◆ ◆ ◆ 唯識の世界 ◆ ◆ ◆
25.中随煩悩の検証―@
随煩悩は、「小煩悩」「中随煩悩」「大随煩悩」の三つに分けられている事は、既に14項で述べました。 中随煩悩は、『無慚(むざん)』『無愧(むぎ)』の二つでありますが、この中随煩悩の単語から、私は親鸞聖人が書き残された『正像末和讃』の中で詠われている次の詩を思い出します。
無慚無愧のこの身にて
まことのこころはなけれども
弥陀の回向の御名なれば
功徳は十方にみちたまふ
私は、煩悩具足の凡夫(煩悩という煩悩をすべて兼ね備えた凡夫)とご自分を見詰められ、そして、上記の詩に『無慚』『無愧』と言う中随煩悩を詠み込まれたところから、親鸞聖人が唯識を詳細に勉強された事を推測しております。

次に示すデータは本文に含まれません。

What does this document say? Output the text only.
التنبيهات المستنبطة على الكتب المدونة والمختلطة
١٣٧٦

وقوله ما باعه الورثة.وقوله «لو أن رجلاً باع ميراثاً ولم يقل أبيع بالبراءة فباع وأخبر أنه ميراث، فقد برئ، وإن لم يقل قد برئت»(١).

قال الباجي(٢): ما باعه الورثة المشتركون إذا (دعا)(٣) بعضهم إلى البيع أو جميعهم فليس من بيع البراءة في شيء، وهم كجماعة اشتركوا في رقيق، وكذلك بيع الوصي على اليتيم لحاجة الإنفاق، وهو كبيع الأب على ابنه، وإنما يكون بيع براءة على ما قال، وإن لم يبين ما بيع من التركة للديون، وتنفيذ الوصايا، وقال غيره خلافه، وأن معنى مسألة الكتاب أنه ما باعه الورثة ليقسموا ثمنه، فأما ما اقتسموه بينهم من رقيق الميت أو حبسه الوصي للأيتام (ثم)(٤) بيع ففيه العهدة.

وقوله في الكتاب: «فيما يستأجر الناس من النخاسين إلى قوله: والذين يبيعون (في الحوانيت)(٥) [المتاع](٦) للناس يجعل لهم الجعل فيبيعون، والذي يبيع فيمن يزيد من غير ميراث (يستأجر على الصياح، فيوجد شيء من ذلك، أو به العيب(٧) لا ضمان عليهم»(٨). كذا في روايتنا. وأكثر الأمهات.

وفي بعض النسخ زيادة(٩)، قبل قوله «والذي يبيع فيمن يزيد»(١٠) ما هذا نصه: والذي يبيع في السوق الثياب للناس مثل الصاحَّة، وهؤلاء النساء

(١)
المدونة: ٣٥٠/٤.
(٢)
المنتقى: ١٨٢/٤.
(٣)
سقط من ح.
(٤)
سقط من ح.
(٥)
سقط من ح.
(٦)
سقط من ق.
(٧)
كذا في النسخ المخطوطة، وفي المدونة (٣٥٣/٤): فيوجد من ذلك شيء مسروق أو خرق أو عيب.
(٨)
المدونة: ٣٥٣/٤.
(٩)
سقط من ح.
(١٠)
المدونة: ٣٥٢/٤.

太田久紀師は、この中随煩悩について、次のような説明をされています。
「中随煩悩」とは、不善の<こころに>遍在する煩悩である。「小随煩悩」は、不善そのものとして、個々に強烈な性格をもって働く煩悩であった。忿(いか)る・嫉(ねた)む・驕(おご)るなどなど、悪そのものの烈しい動きであり、それぞれ性格が鮮明であるから、恨むことと驕慢な<こころ>を持つことと一致することはない。他の「小随煩悩」との関わりは少ない。それに対して「中随煩悩」はその不善の<こころ>の働きの底に共通にみられる「心所」=心作用なのである。貪る<こころ>の底にも、嫉む<こころ>の底にも、恨んだり驕ったりする<こころ>の中にも、共通に『無慚』『無愧』の心所が見出されるのである。
『無慚』『無愧』に関する説明は次回に譲りますが、『慚愧(ざんき、或いはざんぎ)』とは、広辞苑では、「はじること」とあります。漢字辞典で調べますと、慚も愧も、同じく「恥じる」と言う漢字ですが、唯識では、何に対して恥じるかで区別しています。